Tuesday, September 22, 2020

The 1980 Listening Post - ABBA - Super Trouper

 ABBA - Super Trouper


#437

November 3 1980

ABBA

Super Trouper

Genre: Pop

4 out of 5



Highlights:
Winner Takes it All

Me and I

Lay All Your Love On Me



I never really got into ABBA. Like everyone on the planet I’ve heard their hits enough time to think that I’ve really heard the band. Those songs are/were ubiquitous. And I even have a Greatest Hits album somewhere although I think it might be my wife’s. I forget. That’s a result of the Tyranny of Time. And the blending of our lives. 
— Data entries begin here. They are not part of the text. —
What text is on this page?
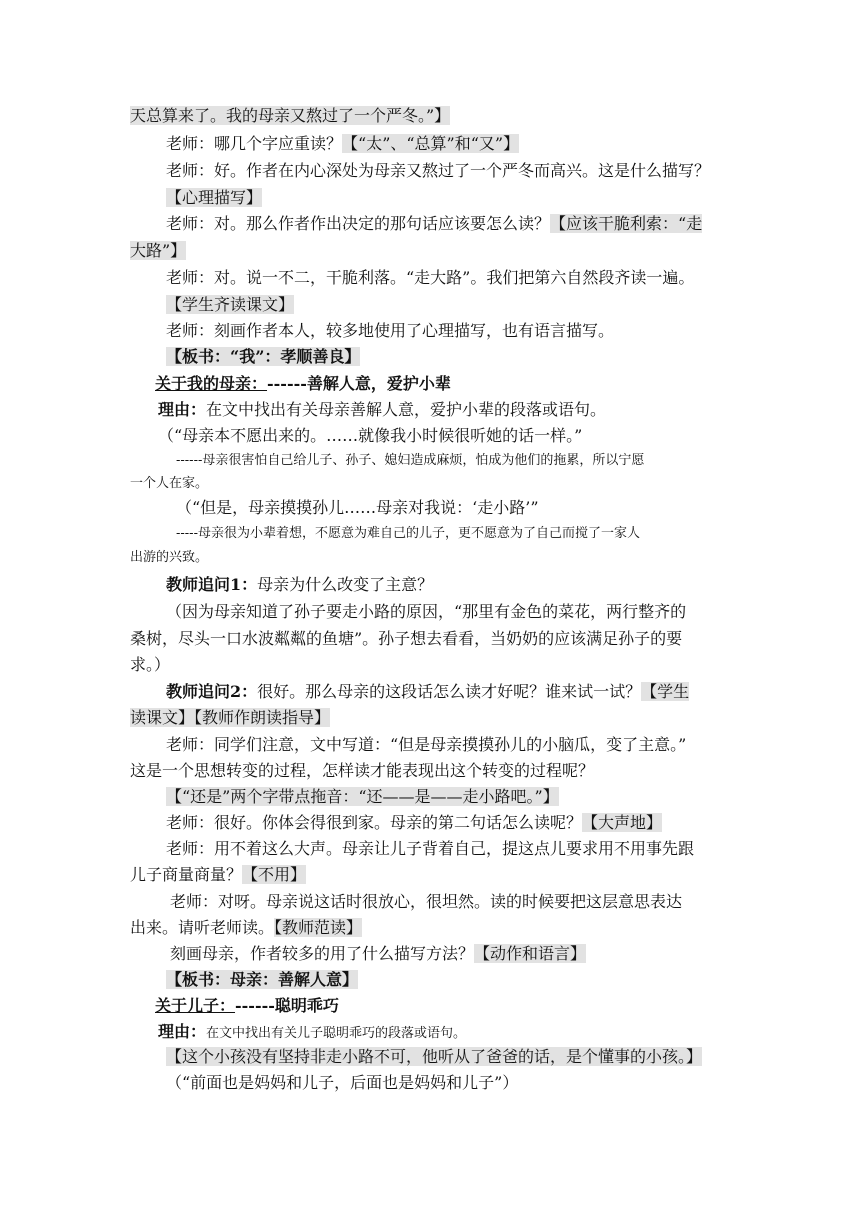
天总算来了。我的母亲又熬过了一个严冬。”】
老师：哪几个字应重读？【“太”、“总算”和“又”】
老师：好。作者在内心深处为母亲又熬过了一个严冬而高兴。这是什么描写？
【心理描写】
老师：对。那么作者作出决定的那句话应该要怎么读？【应该干脆利索：“走
大路”】
老师：对。说一不二，干脆利落。“走大路”。我们把第六自然段齐读一遍。
【学生齐读课文】
老师：刻画作者本人，较多地使用了心理描写，也有语言描写。
【板书：“我”：孝顺善良】
关于我的母亲：------善解人意，爱护小辈
理由：在文中找出有关母亲善解人意，爱护小辈的段落或语句。
（“母亲本不愿出来的。……就像我小时候很听她的话一样。”
------母亲很害怕自己给儿子、孙子、媳妇造成麻烦，怕成为他们的拖累，所以宁愿
一个人在家。
（“但是，母亲摸摸孙儿……母亲对我说：‘走小路’”
-----母亲很为小辈着想，不愿意为难自己的儿子，更不愿意为了自己而搅了一家人
出游的兴致。
教师追问1：母亲为什么改变了主意？
（因为母亲知道了孙子要走小路的原因，“那里有金色的菜花，两行整齐的
桑树，尽头一口水波粼粼的鱼塘”。孙子想去看看，当奶奶的应该满足孙子的要
求。）
教师追问2：很好。那么母亲的这段话怎么读才好呢？谁来试一试？【学生
读课文】【教师作朗读指导】
老师：同学们注意，文中写道：“但是母亲摸摸孙儿的小脑瓜，变了主意。”
这是一个思想转变的过程，怎样读才能表现出这个转变的过程呢？
【“还是”两个字带点拖音：“还——是——走小路吧。”】
老师：很好。你体会得很到家。母亲的第二句话怎么读呢？【大声地】
老师：用不着这么大声。母亲让儿子背着自己，提这点儿要求用不用事先跟
儿子商量商量？【不用】
老师：对呀。母亲说这话时很放心，很坦然。读的时候要把这层意思表达
出来。请听老师读。【教师范读】
刻画母亲，作者较多的用了什么描写方法？【动作和语言】
【板书：母亲：善解人意】
关于儿子：------聪明乖巧
理由：在文中找出有关儿子聪明乖巧的段落或语句。
【这个小孩没有坚持非走小路不可，他听从了爸爸的话，是个懂事的小孩。】
（“前面也是妈妈和儿子，后面也是妈妈和儿子”）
And that’s what ABBA is all about, yes? Blending of lives and the coming apart of those lives? All of it swirling amidst the happiest of 4 on the floor rhythms that pulsate in a way determined to make you…dance. And when you dance it’s a form of courtship. Dancing leads to coupling and coupling leads to…uncoupling, way too often. 

I mean, all relationships end, right? Even the ones that “last forever”. When you die or the partner dies, so does the relationship. 
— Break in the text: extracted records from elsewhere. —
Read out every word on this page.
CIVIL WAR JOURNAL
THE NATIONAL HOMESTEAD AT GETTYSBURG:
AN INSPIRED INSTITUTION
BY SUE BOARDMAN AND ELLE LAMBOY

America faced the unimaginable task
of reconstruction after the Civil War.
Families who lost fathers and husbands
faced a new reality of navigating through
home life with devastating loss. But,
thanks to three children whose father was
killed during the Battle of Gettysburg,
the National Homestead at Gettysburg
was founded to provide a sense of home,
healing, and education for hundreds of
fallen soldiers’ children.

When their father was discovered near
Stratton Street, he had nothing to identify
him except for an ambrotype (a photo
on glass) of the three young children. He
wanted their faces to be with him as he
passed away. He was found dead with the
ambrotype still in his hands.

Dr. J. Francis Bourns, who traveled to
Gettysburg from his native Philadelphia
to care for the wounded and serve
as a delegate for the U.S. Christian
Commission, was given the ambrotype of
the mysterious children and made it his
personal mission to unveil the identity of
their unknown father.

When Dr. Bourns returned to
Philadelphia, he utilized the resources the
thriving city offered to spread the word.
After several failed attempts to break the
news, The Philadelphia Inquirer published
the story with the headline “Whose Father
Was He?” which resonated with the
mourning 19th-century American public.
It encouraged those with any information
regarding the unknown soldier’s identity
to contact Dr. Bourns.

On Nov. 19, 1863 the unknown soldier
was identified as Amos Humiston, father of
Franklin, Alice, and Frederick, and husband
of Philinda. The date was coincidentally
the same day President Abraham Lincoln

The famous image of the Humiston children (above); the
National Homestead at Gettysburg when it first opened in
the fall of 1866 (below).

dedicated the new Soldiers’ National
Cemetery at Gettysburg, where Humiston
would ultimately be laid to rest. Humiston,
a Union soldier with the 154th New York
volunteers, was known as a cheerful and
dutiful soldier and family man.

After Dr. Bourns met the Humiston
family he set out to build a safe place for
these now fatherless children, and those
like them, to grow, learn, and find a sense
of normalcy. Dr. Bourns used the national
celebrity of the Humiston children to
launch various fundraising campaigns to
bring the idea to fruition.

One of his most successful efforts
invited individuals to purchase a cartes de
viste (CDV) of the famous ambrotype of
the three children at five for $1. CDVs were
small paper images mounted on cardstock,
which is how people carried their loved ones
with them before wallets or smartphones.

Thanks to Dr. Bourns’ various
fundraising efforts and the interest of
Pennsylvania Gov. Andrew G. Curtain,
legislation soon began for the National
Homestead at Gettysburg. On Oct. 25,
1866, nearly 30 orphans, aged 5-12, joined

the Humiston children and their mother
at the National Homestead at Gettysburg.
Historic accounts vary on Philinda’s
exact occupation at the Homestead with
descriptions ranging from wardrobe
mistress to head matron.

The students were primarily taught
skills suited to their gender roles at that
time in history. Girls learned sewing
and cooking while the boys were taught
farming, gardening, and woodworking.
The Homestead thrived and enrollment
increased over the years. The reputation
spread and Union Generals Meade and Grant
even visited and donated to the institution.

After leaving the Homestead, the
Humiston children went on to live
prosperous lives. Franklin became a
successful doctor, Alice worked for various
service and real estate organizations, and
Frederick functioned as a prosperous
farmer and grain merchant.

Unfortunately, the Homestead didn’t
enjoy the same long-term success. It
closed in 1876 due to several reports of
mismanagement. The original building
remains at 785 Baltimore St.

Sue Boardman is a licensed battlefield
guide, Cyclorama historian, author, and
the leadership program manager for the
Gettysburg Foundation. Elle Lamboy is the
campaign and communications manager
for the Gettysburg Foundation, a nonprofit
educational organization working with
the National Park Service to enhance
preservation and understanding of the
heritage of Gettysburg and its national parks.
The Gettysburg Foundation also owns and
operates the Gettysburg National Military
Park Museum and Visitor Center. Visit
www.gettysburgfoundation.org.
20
ABBA writes songs that sound so damned happy and, so often, they are tinged with regret, filled with remorse, even vengeful. (I’m looking at you, “Winner Takes it All”)
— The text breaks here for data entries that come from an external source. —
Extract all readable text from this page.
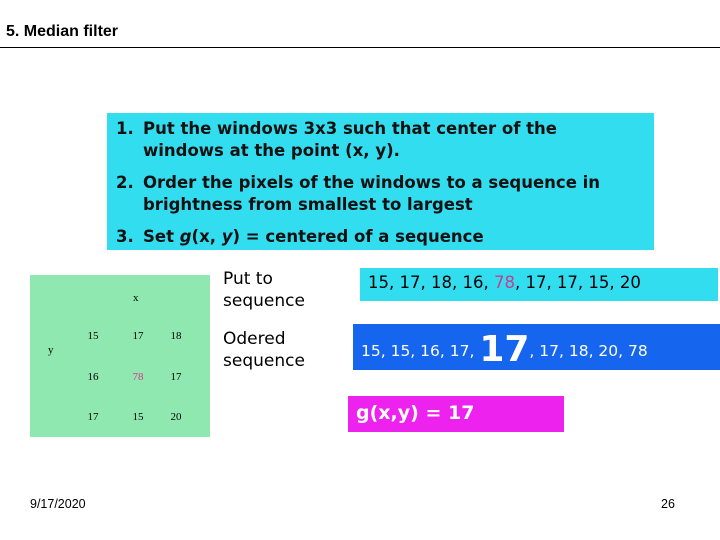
5. Median filter
1. Put the windows 3x3 such that center of the
windows at the point (x, y).
2. Order the pixels of the windows to a sequence in
brightness from smallest to largest
3. Set g(x, y) = centered of a sequence
x
y
15	17	18
16	78	17
17	15	20
Put to
sequence
Odered
sequence
15, 17, 18, 16, 78, 17, 17, 15, 20
15, 15, 16, 17, 17, 17, 18, 20, 78
g(x,y) = 17
9/17/2020	26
Surely they aren’t all about this but there’s enough there to make me think about the incongruity of the countervailing dynamics of words and music. For example, “On and On and On” is a pretty dark piece, nearly nihilistic, certainly libertine, but dammit, that music has me tapping my toes. 

The second side is a bit more tepid and wistful. That isn’t to say that the songs are bad, they are just…boring. Until the masterpiece of production, “Lay All Your Love on Me”, on which you can feel the influence on dozens of bands in the future, most notably, Scissor Sisters, Mika and Daft Punk.